Les correcteurs azotés, constituants principaux

Aliments complémentaires destinés à équilibrer les rations de base des ruminants constituées principalement d’ensilage de maïs, ils apportent des sources azotées absentes dans les fourrages. Ils sont essentiellement composés de tourteaux (soja, colza ou tournesol), mais aussi d’autres composés riches en azote (gluten free, gluten meal, drèches de brasserie, etc.).

Il est important de noter que les protéines présentes dans ces aliments peuvent être tannées (traitement chimique ou incorporation de substances tannantes), c’est-à-dire protégées plus ou moins complètement de la dégradation ruminale. Dans ces conditions, pour une même valeur de matières azotées totales (MAT ; encadré page 32), les valeurs de protéines digestibles d’origine alimentaire non dégradées dans le rumen (PDIA) et de protéines digestibles dans l’intestin grêle permises par l’énergie (PDIE) (= PDIA + PDIME [protéines digestibles d’origine microbienne synthétisées dans le rumen dépendantes de l’énergie fermentescible]) seront plus élevées sans variation de la valeur de protéines digestibles dans l’intestin grêle permises par l’azote (PDIN) (= PDIA + PDIMN [protéines digestibles d’origine microbienne synthétisées dans le rumen dépendantes de l’azote dégradable]).

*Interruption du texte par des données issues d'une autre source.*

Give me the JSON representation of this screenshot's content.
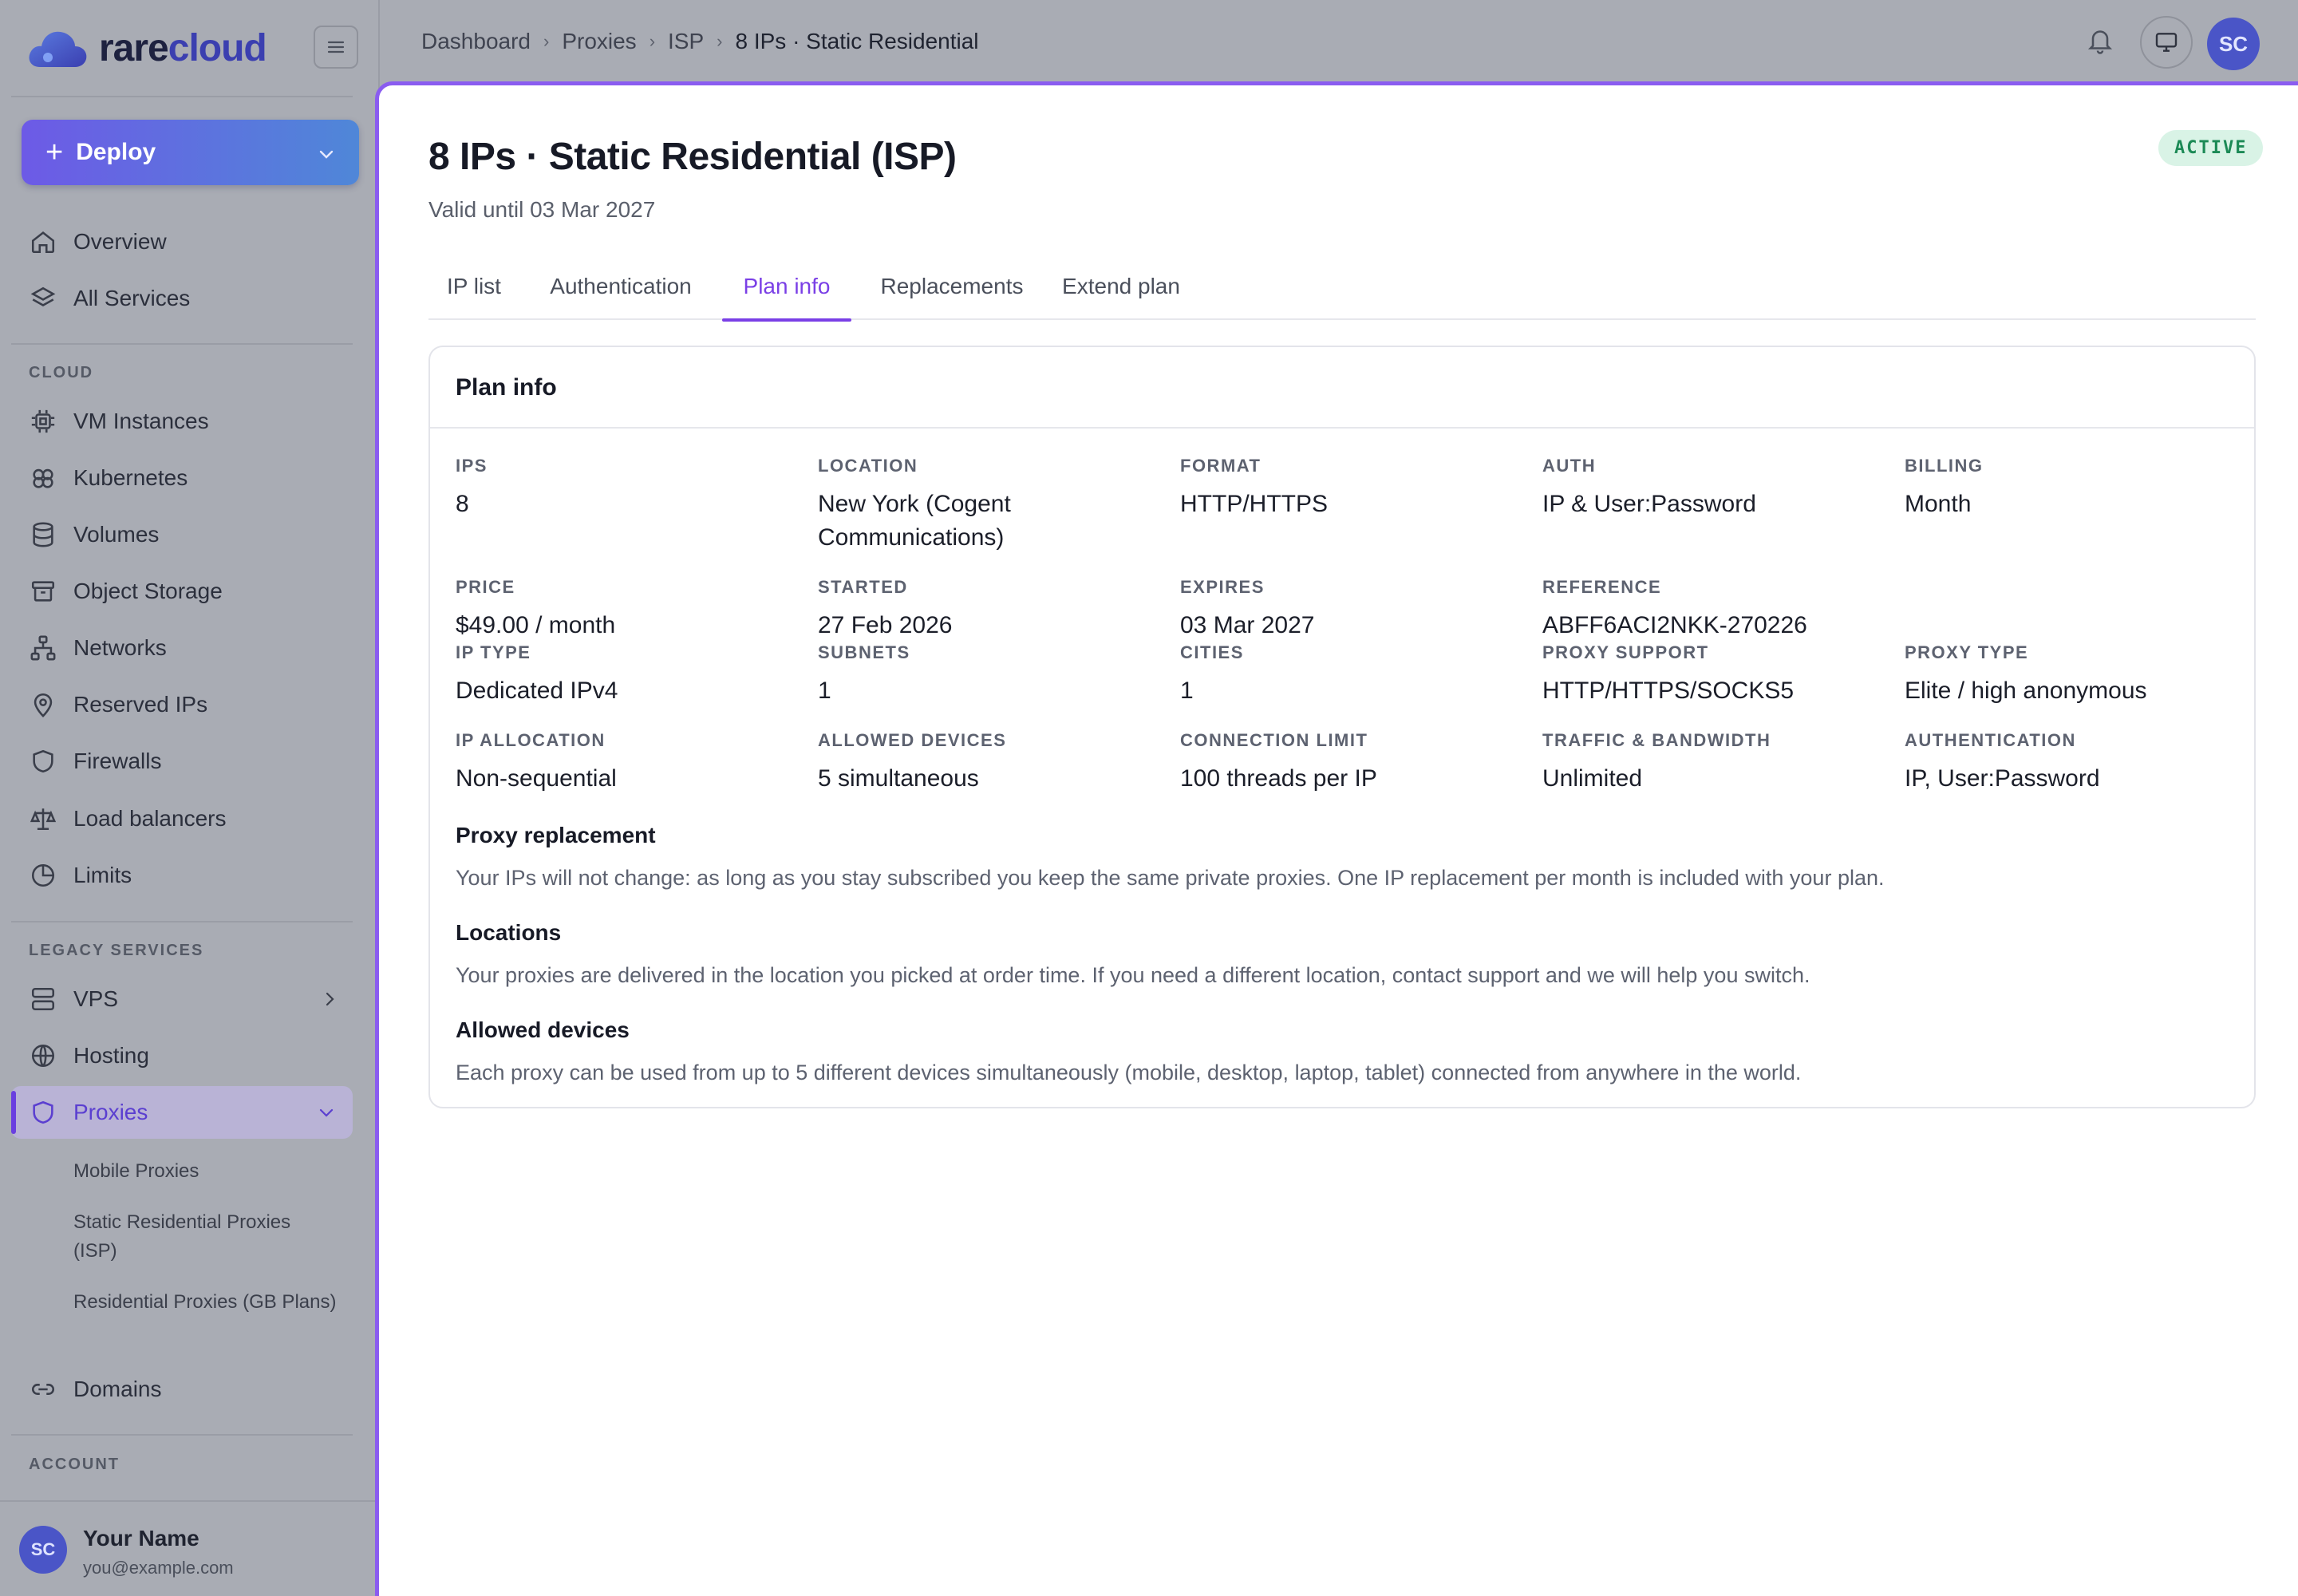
{
  "brand": {
    "name_a": "rare",
    "name_b": "cloud"
  },
  "sidebar": {
    "deploy_label": "Deploy",
    "top_items": [
      {
        "label": "Overview",
        "icon": "home-icon"
      },
      {
        "label": "All Services",
        "icon": "layers-icon"
      }
    ],
    "cloud_label": "CLOUD",
    "cloud_items": [
      {
        "label": "VM Instances",
        "icon": "cpu-icon"
      },
      {
        "label": "Kubernetes",
        "icon": "kubernetes-icon"
      },
      {
        "label": "Volumes",
        "icon": "database-icon"
      },
      {
        "label": "Object Storage",
        "icon": "archive-icon"
      },
      {
        "label": "Networks",
        "icon": "network-icon"
      },
      {
        "label": "Reserved IPs",
        "icon": "map-pin-icon"
      },
      {
        "label": "Firewalls",
        "icon": "shield-icon"
      },
      {
        "label": "Load balancers",
        "icon": "scale-icon"
      },
      {
        "label": "Limits",
        "icon": "pie-chart-icon"
      }
    ],
    "legacy_label": "LEGACY SERVICES",
    "legacy_items": [
      {
        "label": "VPS",
        "icon": "server-icon"
      },
      {
        "label": "Hosting",
        "icon": "globe-icon"
      },
      {
        "label": "Proxies",
        "icon": "shield-icon"
      }
    ],
    "proxy_sub": [
      "Mobile Proxies",
      "Static Residential Proxies (ISP)",
      "Residential Proxies (GB Plans)"
    ],
    "domains_label": "Domains",
    "account_label": "ACCOUNT",
    "user": {
      "initials": "SC",
      "name": "Your Name",
      "email": "you@example.com"
    }
  },
  "topbar": {
    "breadcrumbs": [
      "Dashboard",
      "Proxies",
      "ISP",
      "8 IPs · Static Residential"
    ],
    "avatar_initials": "SC"
  },
  "page": {
    "title": "8 IPs · Static Residential (ISP)",
    "subtitle": "Valid until 03 Mar 2027",
    "status": "ACTIVE",
    "tabs": [
      "IP list",
      "Authentication",
      "Plan info",
      "Replacements",
      "Extend plan"
    ],
    "active_tab": "Plan info"
  },
  "plan": {
    "title": "Plan info",
    "fields": [
      {
        "label": "IPS",
        "value": "8"
      },
      {
        "label": "LOCATION",
        "value": "New York (Cogent Communications)"
      },
      {
        "label": "FORMAT",
        "value": "HTTP/HTTPS"
      },
      {
        "label": "AUTH",
        "value": "IP & User:Password"
      },
      {
        "label": "BILLING",
        "value": "Month"
      },
      {
        "label": "PRICE",
        "value": "$49.00 / month"
      },
      {
        "label": "STARTED",
        "value": "27 Feb 2026"
      },
      {
        "label": "EXPIRES",
        "value": "03 Mar 2027"
      },
      {
        "label": "REFERENCE",
        "value": "ABFF6ACI2NKK-270226"
      },
      {
        "label": "IP TYPE",
        "value": "Dedicated IPv4"
      },
      {
        "label": "SUBNETS",
        "value": "1"
      },
      {
        "label": "CITIES",
        "value": "1"
      },
      {
        "label": "PROXY SUPPORT",
        "value": "HTTP/HTTPS/SOCKS5"
      },
      {
        "label": "PROXY TYPE",
        "value": "Elite / high anonymous"
      },
      {
        "label": "IP ALLOCATION",
        "value": "Non-sequential"
      },
      {
        "label": "ALLOWED DEVICES",
        "value": "5 simultaneous"
      },
      {
        "label": "CONNECTION LIMIT",
        "value": "100 threads per IP"
      },
      {
        "label": "TRAFFIC & BANDWIDTH",
        "value": "Unlimited"
      },
      {
        "label": "AUTHENTICATION",
        "value": "IP, User:Password"
      }
    ],
    "notes": [
      {
        "title": "Proxy replacement",
        "text": "Your IPs will not change: as long as you stay subscribed you keep the same private proxies. One IP replacement per month is included with your plan."
      },
      {
        "title": "Locations",
        "text": "Your proxies are delivered in the location you picked at order time. If you need a different location, contact support and we will help you switch."
      },
      {
        "title": "Allowed devices",
        "text": "Each proxy can be used from up to 5 different devices simultaneously (mobile, desktop, laptop, tablet) connected from anywhere in the world."
      }
    ]
  },
  "colors": {
    "accent": "#7a3fe6",
    "status_bg": "#d9f3e6",
    "status_fg": "#1c8a56",
    "deploy_from": "#6d5ae6",
    "deploy_to": "#4f87d8"
  }
}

Il peut en résulter une baisse de l’activité microbienne et, par conséquent, de la digestibilité de la ration et de la consommation. Or, au vu des informations disponibles sur l’étiquette, l’identification du tannage n’est pas toujours évidente (il est parfois suggéré à la fin de la liste des composés de l’aliment : huiles essentielles, additifs, etc.). C’est pourquoi, pour obtenir le niveau de tannage des protéines du correcteur azoté, il est nécessaire de demander au fabricant des indications nutritionnelles complémentaires que sont les valeurs PDIE et PDIA.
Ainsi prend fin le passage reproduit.